Visioni. “La svolta”, un debutto che non entusiasma

Un esordio cinematografico che non entusiasma. Un cortometraggio “allungato” quasi a cento minuti. La svolta, opera prima di Riccardo Antonaroli, scritta da Roberto Cimpanelli e Gabriele Scarfone, presentata fuori concorso al Festival di Torino e disponibile in streaming su Netflix dal 20 aprile, è un film popolato da buone idee che si trasformano in stereotipi. Prodotto da Rodeo Drive e Life Cinema con Rai Cinema, il debutto del cineasta romano è un racconto di due solitudini che si incontrano. Jack (il sanguigno Andrea Lattanzi) è un ladro in fuga, che ha appena fatto una rapina e prende in ostaggio, pistola alla mano, Ludovico (interpretato dal monocorde Brando Pacitto), un malinconico cinefilo, studente fuoricorso, che sogna di diventare fumettista e vive da solo in un appartamento, all’interno di uno stabile nel quartiere romano della Garbatella. Jack si piazza in casa sua. Non può uscire perché Caino (l’immobile Tullio Sorrentino), il boss a cui ha rubato i soldi, lo cerca. La convivenza forzata dei due protagonisti, si trasforma in un sorprendente rapporto d’amicizia.

Il film si apre e si chiude sulle note rap di Carl Brave (al secolo, il romano Carlo Luigi Coraggio) che canta il sottobosco criminale della Garbatella. La svolta è un lungometraggio che combina citazioni (Nietzsche e Tolstoj), generi diversi, dal criminale alla commedia all’italiana, fino al romanzo di formazione, ma non riesce ad amalgamarli in maniera felice. Due riferimenti rappresentano degli autentici omaggi: innanzitutto, Il sorpasso. Dal film capolavoro di Dino Risi si riprende la dinamica dell’incontro fra un timido studente (Jean-Louis Trintignant) e lo spaccone donnaiolo (Vittorio Gassman), che nell’estate romana si muove per noia e inquietudine.
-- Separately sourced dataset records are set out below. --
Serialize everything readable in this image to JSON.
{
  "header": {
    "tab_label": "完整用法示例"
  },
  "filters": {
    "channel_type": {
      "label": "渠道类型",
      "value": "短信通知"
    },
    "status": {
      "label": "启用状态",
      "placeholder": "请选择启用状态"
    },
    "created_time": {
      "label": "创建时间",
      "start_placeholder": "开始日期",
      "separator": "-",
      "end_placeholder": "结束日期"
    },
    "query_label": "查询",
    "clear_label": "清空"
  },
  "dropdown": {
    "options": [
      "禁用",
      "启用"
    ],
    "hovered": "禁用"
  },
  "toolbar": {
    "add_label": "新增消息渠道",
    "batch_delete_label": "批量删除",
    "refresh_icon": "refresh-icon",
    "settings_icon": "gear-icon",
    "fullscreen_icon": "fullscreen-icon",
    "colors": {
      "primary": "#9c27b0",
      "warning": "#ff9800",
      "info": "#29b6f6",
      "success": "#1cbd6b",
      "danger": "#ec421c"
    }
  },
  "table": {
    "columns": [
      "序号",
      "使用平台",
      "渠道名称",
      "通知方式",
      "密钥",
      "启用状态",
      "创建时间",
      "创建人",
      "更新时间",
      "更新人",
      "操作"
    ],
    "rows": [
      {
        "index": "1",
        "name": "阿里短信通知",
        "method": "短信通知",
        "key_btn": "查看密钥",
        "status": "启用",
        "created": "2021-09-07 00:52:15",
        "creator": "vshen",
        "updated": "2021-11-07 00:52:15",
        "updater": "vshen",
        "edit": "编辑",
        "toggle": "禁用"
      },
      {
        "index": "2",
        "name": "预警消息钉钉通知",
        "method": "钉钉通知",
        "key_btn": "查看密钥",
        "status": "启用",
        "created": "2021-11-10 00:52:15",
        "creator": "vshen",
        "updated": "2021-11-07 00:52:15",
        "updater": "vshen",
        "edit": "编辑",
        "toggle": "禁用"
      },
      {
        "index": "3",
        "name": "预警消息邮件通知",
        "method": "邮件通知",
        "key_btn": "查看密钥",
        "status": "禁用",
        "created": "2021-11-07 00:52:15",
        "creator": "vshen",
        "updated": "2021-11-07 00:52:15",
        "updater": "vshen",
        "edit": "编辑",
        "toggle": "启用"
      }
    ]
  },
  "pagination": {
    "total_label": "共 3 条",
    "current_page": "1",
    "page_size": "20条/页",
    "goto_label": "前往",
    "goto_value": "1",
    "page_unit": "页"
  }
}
Il secondo chiaro richiamo ricorda il primissimo Quentin Tarantino delle Iene (Reservoir Dogs).

Così, il risultato è un film diseguale. La svolta cambia tono ogni volta che la macchina da presa si ferma in un ambiente. I dialoghi suonano fin troppo “scritti” e gli attori sfidano, continuamente, la sospensione dell’incredulità. Anche i ruoli femminili (Ludovica Martino e Chabeli Sastre Gonzalez), appaiono colpevolmente convenzionali. Persino Marcello Fonte, interprete dalla recitazione istintiva, nei panni di un sicario, non convince.